The creator makes a fantastic distinction between the two main types of models. Reasoning Models (the latest ones with clean names, like the current GPT-4o) are your go-to for anything important or difficult. Think of them as the specialists you call in when the stakes are high. The contributor gives great examples, like asking it to “act as a nutritionist and create a vegetarian breakfast with at least 15g of fiber and 20g of protein.” This requires the model to think through multiple constraints. Another example is uploading a long, messy email thread and asking for a diplomatic reply. You’re trading a little speed for a much higher quality answer.

Basic Chat Models (older versions like GPT-3.5 or models with extra terms in their names) are perfect for quick, low-stakes tasks where speed is more important than nuance. For instance, asking “which fruits have the most fiber?” or turning a few bullet points into a simple email. The answer doesn’t need to be perfect. The key takeaway here is that defaulting to the most powerful reasoning model is usually the best bet unless you specifically need a lightning-fast response for a simple query.

Pro-Tips from the creator:

  • Use Delimiters: Help the model by structuring your prompt. Put your instructions under a ### Task heading and the text you want it to analyze under a ### Document heading. This clarifies what to do versus what to analyze.
  • Ditch “Think Step-by-Step”: This phrase helps basic models but actually hurts the performance of advanced reasoning models. They already think methodically, so adding it is counterproductive.
  • Examples are Optional: Reasoning models are great with zero-shot prompts (no examples needed). Only add examples if you find the initial results are off the mark.

💡 Search Smarter: ChatGPT Search vs. Google.

This was a huge clarification for me. The creator’s rule of thumb is simple and effective: if you need a single, standalone fact (like a stock price or today’s weather), just use Google. It’s faster. However, if you need a fact plus context, synthesis, or a quick explanation, use ChatGPT’s web search.

Practical applications:

  • For a stock price, Google “NVDA stock.” For an analysis, ask ChatGPT search, “When was Nvidia’s latest earnings call, did the stock price go up or down, and why?” The model will research and synthesize the answer for you.
  • For formatting, this feature is awesome. Instead of just searching for data, you can ask ChatGPT search to find “global vaccination rates over the past 5 years in table format.” It will do the research and structure the data for you, saving a ton of manual work.

✅ Unleash Power Features: Deep Research & Canvas.

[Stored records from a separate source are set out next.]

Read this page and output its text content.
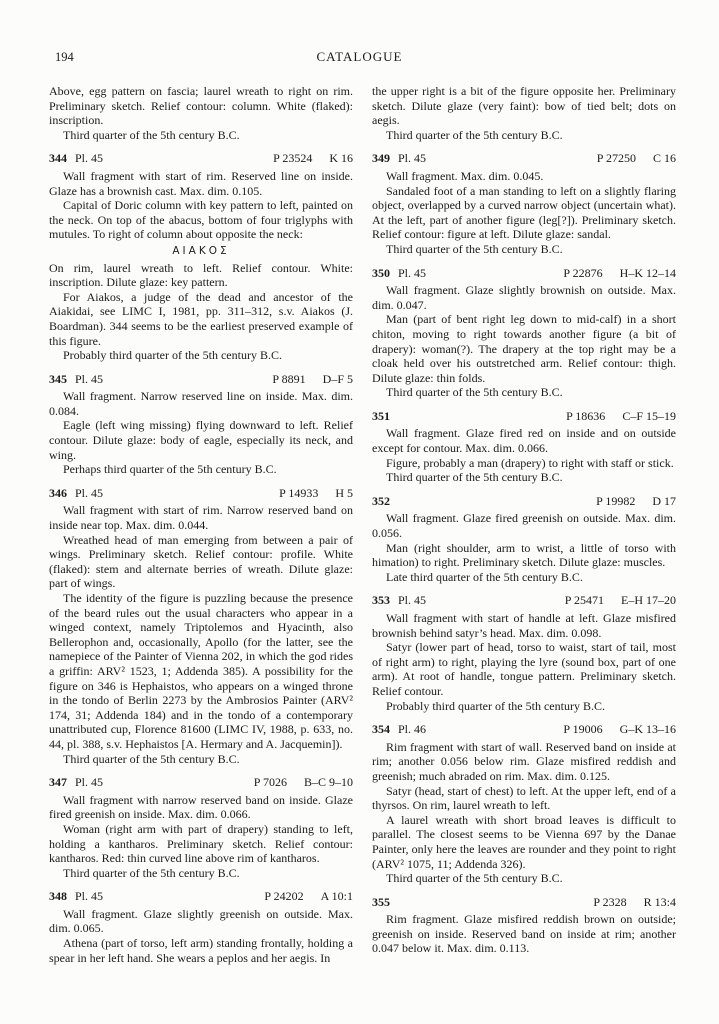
194	CATALOGUE

Above, egg pattern on fascia; laurel wreath to right on rim. Preliminary sketch. Relief contour: column. White (flaked): inscription.

Third quarter of the 5th century B.C.

344 Pl. 45	P 23524 K 16

Wall fragment with start of rim. Reserved line on inside. Glaze has a brownish cast. Max. dim. 0.105.

Capital of Doric column with key pattern to left, painted on the neck. On top of the abacus, bottom of four triglyphs with mutules. To right of column about opposite the neck:

ΑΙΑΚΟΣ

On rim, laurel wreath to left. Relief contour. White: inscription. Dilute glaze: key pattern.

For Aiakos, a judge of the dead and ancestor of the Aiakidai, see LIMC I, 1981, pp. 311–312, s.v. Aiakos (J. Boardman). 344 seems to be the earliest preserved example of this figure.

Probably third quarter of the 5th century B.C.

345 Pl. 45	P 8891 D–F 5

Wall fragment. Narrow reserved line on inside. Max. dim. 0.084.

Eagle (left wing missing) flying downward to left. Relief contour. Dilute glaze: body of eagle, especially its neck, and wing.

Perhaps third quarter of the 5th century B.C.

346 Pl. 45	P 14933 H 5

Wall fragment with start of rim. Narrow reserved band on inside near top. Max. dim. 0.044.

Wreathed head of man emerging from between a pair of wings. Preliminary sketch. Relief contour: profile. White (flaked): stem and alternate berries of wreath. Dilute glaze: part of wings.

The identity of the figure is puzzling because the presence of the beard rules out the usual characters who appear in a winged context, namely Triptolemos and Hyacinth, also Bellerophon and, occasionally, Apollo (for the latter, see the namepiece of the Painter of Vienna 202, in which the god rides a griffin: ARV² 1523, 1; Addenda 385). A possibility for the figure on 346 is Hephaistos, who appears on a winged throne in the tondo of Berlin 2273 by the Ambrosios Painter (ARV² 174, 31; Addenda 184) and in the tondo of a contemporary unattributed cup, Florence 81600 (LIMC IV, 1988, p. 633, no. 44, pl. 388, s.v. Hephaistos [A. Hermary and A. Jacquemin]).

Third quarter of the 5th century B.C.

347 Pl. 45	P 7026 B–C 9–10

Wall fragment with narrow reserved band on inside. Glaze fired greenish on inside. Max. dim. 0.066.

Woman (right arm with part of drapery) standing to left, holding a kantharos. Preliminary sketch. Relief contour: kantharos. Red: thin curved line above rim of kantharos.

Third quarter of the 5th century B.C.

348 Pl. 45	P 24202 A 10:1

Wall fragment. Glaze slightly greenish on outside. Max. dim. 0.065.

Athena (part of torso, left arm) standing frontally, holding a spear in her left hand. She wears a peplos and her aegis. In

the upper right is a bit of the figure opposite her. Preliminary sketch. Dilute glaze (very faint): bow of tied belt; dots on aegis.

Third quarter of the 5th century B.C.

349 Pl. 45	P 27250 C 16

Wall fragment. Max. dim. 0.045.

Sandaled foot of a man standing to left on a slightly flaring object, overlapped by a curved narrow object (uncertain what). At the left, part of another figure (leg[?]). Preliminary sketch. Relief contour: figure at left. Dilute glaze: sandal.

Third quarter of the 5th century B.C.

350 Pl. 45	P 22876 H–K 12–14

Wall fragment. Glaze slightly brownish on outside. Max. dim. 0.047.

Man (part of bent right leg down to mid-calf) in a short chiton, moving to right towards another figure (a bit of drapery): woman(?). The drapery at the top right may be a cloak held over his outstretched arm. Relief contour: thigh. Dilute glaze: thin folds.

Third quarter of the 5th century B.C.

351	P 18636 C–F 15–19

Wall fragment. Glaze fired red on inside and on outside except for contour. Max. dim. 0.066.

Figure, probably a man (drapery) to right with staff or stick.

Third quarter of the 5th century B.C.

352	P 19982 D 17

Wall fragment. Glaze fired greenish on outside. Max. dim. 0.056.

Man (right shoulder, arm to wrist, a little of torso with himation) to right. Preliminary sketch. Dilute glaze: muscles.

Late third quarter of the 5th century B.C.

353 Pl. 45	P 25471 E–H 17–20

Wall fragment with start of handle at left. Glaze misfired brownish behind satyr’s head. Max. dim. 0.098.

Satyr (lower part of head, torso to waist, start of tail, most of right arm) to right, playing the lyre (sound box, part of one arm). At root of handle, tongue pattern. Preliminary sketch. Relief contour.

Probably third quarter of the 5th century B.C.

354 Pl. 46	P 19006 G–K 13–16

Rim fragment with start of wall. Reserved band on inside at rim; another 0.056 below rim. Glaze misfired reddish and greenish; much abraded on rim. Max. dim. 0.125.

Satyr (head, start of chest) to left. At the upper left, end of a thyrsos. On rim, laurel wreath to left.

A laurel wreath with short broad leaves is difficult to parallel. The closest seems to be Vienna 697 by the Danae Painter, only here the leaves are rounder and they point to right (ARV² 1075, 11; Addenda 326).

Third quarter of the 5th century B.C.

355	P 2328 R 13:4

Rim fragment. Glaze misfired reddish brown on outside; greenish on inside. Reserved band on inside at rim; another 0.047 below it. Max. dim. 0.113.
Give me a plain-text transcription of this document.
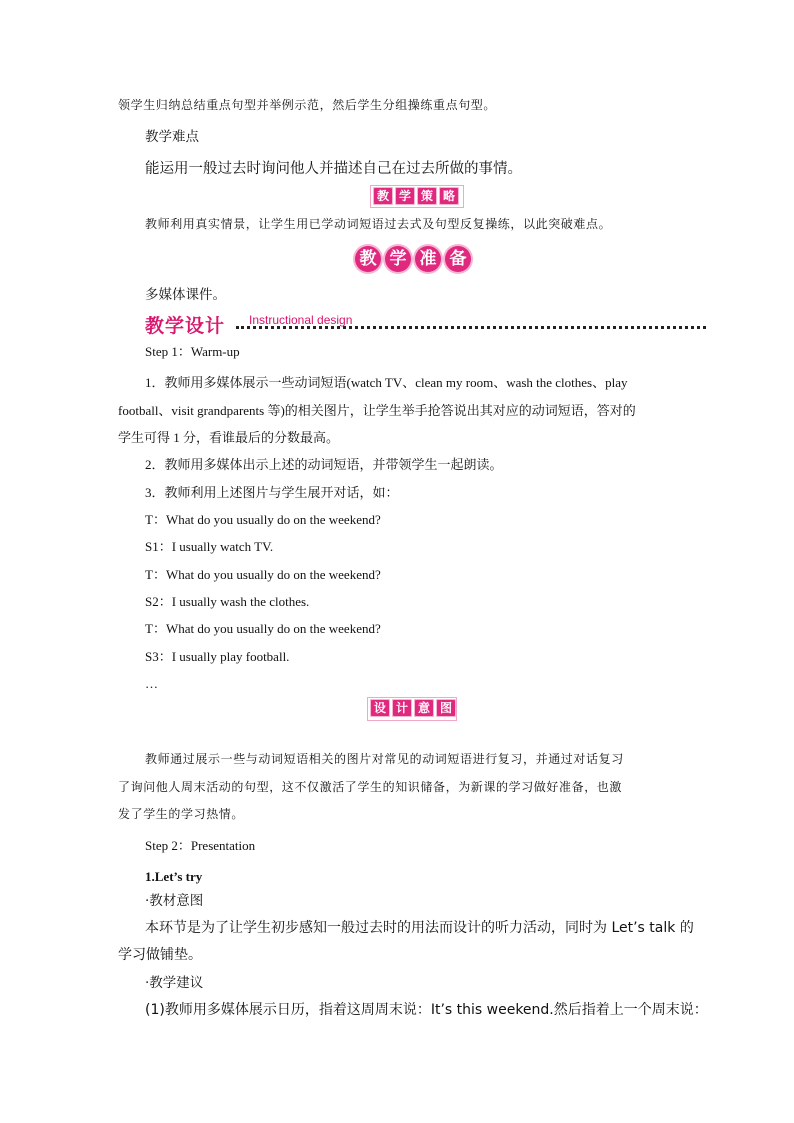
领学生归纳总结重点句型并举例示范，然后学生分组操练重点句型。
教学难点
能运用一般过去时询问他人并描述自己在过去所做的事情。
教 学 策 略
教师利用真实情景，让学生用已学动词短语过去式及句型反复操练，以此突破难点。
教 学 准 备
多媒体课件。
教学设计 Instructional design
Step 1：Warm-up
1．教师用多媒体展示一些动词短语(watch TV、clean my room、wash the clothes、play
football、visit grandparents 等)的相关图片，让学生举手抢答说出其对应的动词短语，答对的
学生可得 1 分，看谁最后的分数最高。
2．教师用多媒体出示上述的动词短语，并带领学生一起朗读。
3．教师利用上述图片与学生展开对话，如：
T：What do you usually do on the weekend?
S1：I usually watch TV.
T：What do you usually do on the weekend?
S2：I usually wash the clothes.
T：What do you usually do on the weekend?
S3：I usually play football.
…
设 计 意 图
教师通过展示一些与动词短语相关的图片对常见的动词短语进行复习，并通过对话复习
了询问他人周末活动的句型，这不仅激活了学生的知识储备，为新课的学习做好准备，也激
发了学生的学习热情。
Step 2：Presentation
1.Let’s try
·教材意图
本环节是为了让学生初步感知一般过去时的用法而设计的听力活动，同时为 Let’s talk 的
学习做铺垫。
·教学建议
(1)教师用多媒体展示日历，指着这周周末说：It’s this weekend.然后指着上一个周末说：
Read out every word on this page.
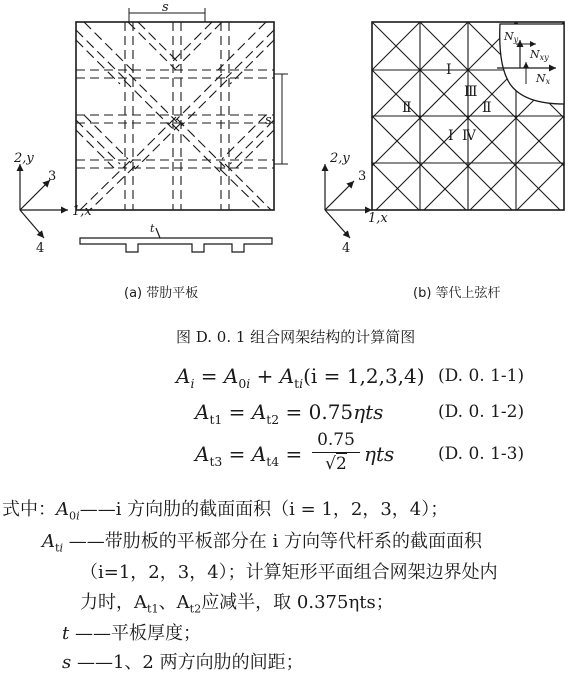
s
s
2,y
1,x
3
4
t
Ny
Nxy
Nx
Ⅰ
Ⅱ
Ⅲ
Ⅱ
Ⅰ Ⅳ
2,y
1,x
3
4
(a) 带肋平板	(b) 等代上弦杆
图 D. 0. 1 组合网架结构的计算简图
$A_i = A_{0i} + A_{ti}(i = 1,2,3,4)$ (D. 0. 1-1)
$A_{t1} = A_{t2} = 0.75\eta ts$	(D. 0. 1-2)
$A_{t3} = A_{t4}$ =
0.75
√2 ηts	(D. 0. 1-3)
式中：$A_{0i}——i$ 方向肋的截面面积（i = 1，2，3，4）；
$A_{ti}$ ——带肋板的平板部分在 i 方向等代杆系的截面面积
（i=1，2，3，4）；计算矩形平面组合网架边界处内
力时，$A_{t1}$、$A_{t2}$应减半，取 0.375ηts；
t ——平板厚度；
s ——1、2 两方向肋的间距；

Here’s where things get really interesting. The creator dives into two of the most powerful, yet underused, features.

Deep Research is like having a dedicated research assistant. You give it a complex topic, and it acts as an AI agent, spending 10-20 minutes browsing dozens of sources to produce a detailed report. The person who shared it gives a brilliant business use case: “Analyze and compare the AI chip roadmaps for Nvidia, AMD, and Intel based on their latest earnings calls.” This is something that would take a human analyst hours. You can even connect it to your Google Drive to have it analyze your private company data alongside public industry reports.

Canvas is an interactive, editable workspace for your AI-generated text. The innovator’s rule here is perfect: “toggle this on if you know you’re going to edit and build upon ChatGPT’s response more than once.” His example of preparing for a performance review is spot-on. You can upload your company’s rubric, have the AI draft an outline, then go in to make inline edits, add your specific achievements, and finally instruct it to generate an executive summary based on all the content in the canvas. It turns a static response into a living document.

This was an incredibly practical breakdown, and I’ve only scratched the surface of the examples and pro-tips the creator shares. This new mental model for using ChatGPT is already making my work so much more efficient.

I highly recommend checking out the full video from this industry pro to see these features in action!